What is your home constructed from?
When it comes to dense building materials like concrete and brick, thermal mass is important. These materials can store heat, then release it later, long after the surrounding temperature has dropped. Using double glazing on your windows, can also contribute to how temperature is regulated inside the home and how much heat is allowed in.
What climate are you in?
Depending on what climate you live in, you may want insulation that’s designed to keep heat in, keep it out, or for there to be a balance between the two. Australia has a number of climate zones and understanding what your zone requirements are, will help you prioritise and will help to determine the R-value you need to achieve. Bulk insulation is increasingly important in northern climates, because more people now use air conditioning, creating bigger temperature differences between the outside and the inside of home.
What R-value do you need to achieve?
The BCA has a minimum requirement for all new homes that must be met. The overall R-value of your home is determined by many factors, so you will need to have the home privately assessed and make improvements if you fall short of the required R-value. It is recommended that you exceed the minimum requirements as the rising cost of energy will only increase your heating and cooling bills, which is also a good reason to retrofit a home which might not have insulation, or a home where the existing insulation is failing. Plan wisely, as this can be a more expensive operation.

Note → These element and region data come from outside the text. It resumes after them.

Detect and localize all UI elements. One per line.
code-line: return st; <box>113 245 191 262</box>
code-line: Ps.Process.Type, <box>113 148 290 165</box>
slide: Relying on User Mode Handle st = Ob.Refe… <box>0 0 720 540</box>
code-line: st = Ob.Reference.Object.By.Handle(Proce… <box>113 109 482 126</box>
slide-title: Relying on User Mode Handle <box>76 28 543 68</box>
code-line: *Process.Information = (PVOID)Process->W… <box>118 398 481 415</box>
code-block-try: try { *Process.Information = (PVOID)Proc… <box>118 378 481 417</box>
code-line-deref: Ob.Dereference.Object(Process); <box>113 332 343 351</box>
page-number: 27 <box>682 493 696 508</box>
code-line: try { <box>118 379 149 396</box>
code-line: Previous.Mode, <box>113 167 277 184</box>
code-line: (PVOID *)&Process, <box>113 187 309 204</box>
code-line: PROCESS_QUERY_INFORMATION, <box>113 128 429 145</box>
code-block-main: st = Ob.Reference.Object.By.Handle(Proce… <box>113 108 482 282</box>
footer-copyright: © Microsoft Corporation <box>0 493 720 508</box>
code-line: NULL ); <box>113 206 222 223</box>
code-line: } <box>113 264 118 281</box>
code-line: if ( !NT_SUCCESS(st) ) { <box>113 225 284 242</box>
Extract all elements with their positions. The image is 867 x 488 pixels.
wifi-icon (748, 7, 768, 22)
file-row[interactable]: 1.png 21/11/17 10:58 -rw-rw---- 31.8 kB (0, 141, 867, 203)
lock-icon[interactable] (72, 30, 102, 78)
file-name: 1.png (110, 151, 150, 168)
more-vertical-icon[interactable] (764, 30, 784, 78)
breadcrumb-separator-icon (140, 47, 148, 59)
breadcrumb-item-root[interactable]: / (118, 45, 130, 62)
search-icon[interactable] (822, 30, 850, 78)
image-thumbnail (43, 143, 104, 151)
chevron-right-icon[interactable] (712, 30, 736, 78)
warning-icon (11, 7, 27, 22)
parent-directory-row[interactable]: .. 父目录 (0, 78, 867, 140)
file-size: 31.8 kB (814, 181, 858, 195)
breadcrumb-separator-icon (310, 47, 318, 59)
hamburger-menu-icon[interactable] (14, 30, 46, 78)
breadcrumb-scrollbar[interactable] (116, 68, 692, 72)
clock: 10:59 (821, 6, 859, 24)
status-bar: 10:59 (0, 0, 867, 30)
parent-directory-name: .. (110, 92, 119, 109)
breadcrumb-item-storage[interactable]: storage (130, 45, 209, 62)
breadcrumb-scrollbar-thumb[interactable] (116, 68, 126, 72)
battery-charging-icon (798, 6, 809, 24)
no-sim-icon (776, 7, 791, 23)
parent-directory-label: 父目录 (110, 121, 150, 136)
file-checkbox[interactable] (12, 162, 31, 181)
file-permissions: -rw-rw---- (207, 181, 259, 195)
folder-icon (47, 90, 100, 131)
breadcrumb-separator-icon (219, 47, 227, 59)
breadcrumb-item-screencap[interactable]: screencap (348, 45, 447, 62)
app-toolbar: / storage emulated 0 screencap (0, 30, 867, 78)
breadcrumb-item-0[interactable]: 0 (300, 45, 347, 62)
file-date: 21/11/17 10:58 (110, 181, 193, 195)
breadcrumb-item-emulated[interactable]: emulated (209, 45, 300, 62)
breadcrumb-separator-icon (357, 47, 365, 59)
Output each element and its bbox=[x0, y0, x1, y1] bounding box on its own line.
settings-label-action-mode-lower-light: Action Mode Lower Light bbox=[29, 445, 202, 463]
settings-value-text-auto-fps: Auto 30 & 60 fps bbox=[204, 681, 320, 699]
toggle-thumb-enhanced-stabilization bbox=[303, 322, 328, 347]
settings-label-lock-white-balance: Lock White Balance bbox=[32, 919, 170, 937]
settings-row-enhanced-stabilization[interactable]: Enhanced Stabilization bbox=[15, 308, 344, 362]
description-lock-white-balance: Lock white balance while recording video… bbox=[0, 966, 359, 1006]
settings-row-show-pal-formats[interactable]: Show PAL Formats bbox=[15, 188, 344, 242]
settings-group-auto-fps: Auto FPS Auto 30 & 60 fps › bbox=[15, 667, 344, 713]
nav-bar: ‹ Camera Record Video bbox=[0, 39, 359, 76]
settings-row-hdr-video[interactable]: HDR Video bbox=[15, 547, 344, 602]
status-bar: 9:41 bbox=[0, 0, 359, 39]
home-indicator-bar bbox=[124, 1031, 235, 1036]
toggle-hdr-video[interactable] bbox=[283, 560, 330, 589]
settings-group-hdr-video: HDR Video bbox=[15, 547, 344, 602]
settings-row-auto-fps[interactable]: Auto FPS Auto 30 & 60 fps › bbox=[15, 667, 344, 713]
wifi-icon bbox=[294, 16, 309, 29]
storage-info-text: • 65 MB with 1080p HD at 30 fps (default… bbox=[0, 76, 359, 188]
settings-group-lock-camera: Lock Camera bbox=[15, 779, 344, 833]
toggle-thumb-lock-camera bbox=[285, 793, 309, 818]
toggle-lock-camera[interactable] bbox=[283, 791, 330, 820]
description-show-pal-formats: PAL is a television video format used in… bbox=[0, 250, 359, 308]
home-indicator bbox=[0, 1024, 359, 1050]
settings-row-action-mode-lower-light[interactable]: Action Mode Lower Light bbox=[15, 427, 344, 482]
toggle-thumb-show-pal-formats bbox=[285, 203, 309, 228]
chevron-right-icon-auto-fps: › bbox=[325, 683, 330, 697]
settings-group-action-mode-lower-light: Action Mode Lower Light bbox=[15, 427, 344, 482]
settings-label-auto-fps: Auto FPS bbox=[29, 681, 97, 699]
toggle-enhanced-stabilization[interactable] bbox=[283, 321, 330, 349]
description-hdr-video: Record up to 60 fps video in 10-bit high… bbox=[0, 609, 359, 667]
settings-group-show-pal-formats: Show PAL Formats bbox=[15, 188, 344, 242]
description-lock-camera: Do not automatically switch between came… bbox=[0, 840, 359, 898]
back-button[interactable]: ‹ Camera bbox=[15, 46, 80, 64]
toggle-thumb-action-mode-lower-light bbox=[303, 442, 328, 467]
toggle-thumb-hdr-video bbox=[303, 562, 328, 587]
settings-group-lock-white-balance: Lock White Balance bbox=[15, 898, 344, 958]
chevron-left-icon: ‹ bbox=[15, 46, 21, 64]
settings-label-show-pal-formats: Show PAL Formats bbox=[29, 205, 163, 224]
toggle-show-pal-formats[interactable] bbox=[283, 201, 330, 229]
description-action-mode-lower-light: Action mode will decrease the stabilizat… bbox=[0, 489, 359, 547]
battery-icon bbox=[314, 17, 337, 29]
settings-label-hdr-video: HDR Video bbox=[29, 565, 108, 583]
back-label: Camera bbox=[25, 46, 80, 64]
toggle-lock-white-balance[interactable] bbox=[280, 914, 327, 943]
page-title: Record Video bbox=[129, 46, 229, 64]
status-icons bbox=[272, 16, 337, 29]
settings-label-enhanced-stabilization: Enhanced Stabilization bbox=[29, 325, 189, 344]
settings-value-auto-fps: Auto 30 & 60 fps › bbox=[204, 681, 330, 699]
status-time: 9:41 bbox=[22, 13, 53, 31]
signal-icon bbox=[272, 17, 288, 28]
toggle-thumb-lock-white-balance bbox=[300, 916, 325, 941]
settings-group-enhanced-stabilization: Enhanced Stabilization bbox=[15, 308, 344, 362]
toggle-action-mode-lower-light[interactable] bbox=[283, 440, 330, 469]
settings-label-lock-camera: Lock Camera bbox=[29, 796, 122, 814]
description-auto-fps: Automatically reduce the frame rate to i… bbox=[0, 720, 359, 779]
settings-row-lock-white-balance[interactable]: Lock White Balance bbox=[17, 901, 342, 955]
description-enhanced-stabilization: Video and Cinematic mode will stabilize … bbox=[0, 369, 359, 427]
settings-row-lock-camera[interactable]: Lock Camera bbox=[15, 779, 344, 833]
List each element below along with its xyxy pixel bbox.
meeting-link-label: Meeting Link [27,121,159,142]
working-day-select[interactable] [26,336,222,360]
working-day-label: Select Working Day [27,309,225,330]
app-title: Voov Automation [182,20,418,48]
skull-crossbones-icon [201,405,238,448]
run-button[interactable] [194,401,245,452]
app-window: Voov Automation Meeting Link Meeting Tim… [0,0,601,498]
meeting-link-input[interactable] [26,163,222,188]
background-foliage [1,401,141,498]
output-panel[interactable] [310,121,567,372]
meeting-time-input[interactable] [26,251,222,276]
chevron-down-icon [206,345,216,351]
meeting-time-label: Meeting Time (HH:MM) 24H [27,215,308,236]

Is soundproofing required?
If you live near an area with a lot of background noise, you might want to consider including soundproofing in your home. Other areas that you may want to seclude, such as home theatres are also good choices for soundproofing insulation. The amount and type of soundproofing insulation you need depends on the frequency and level of noise you want to isolate. Most thermal insulation already provides a certain amount of soundproofing, but if sound is a particular concern, you’ll need to choose carefully with the help of professionals.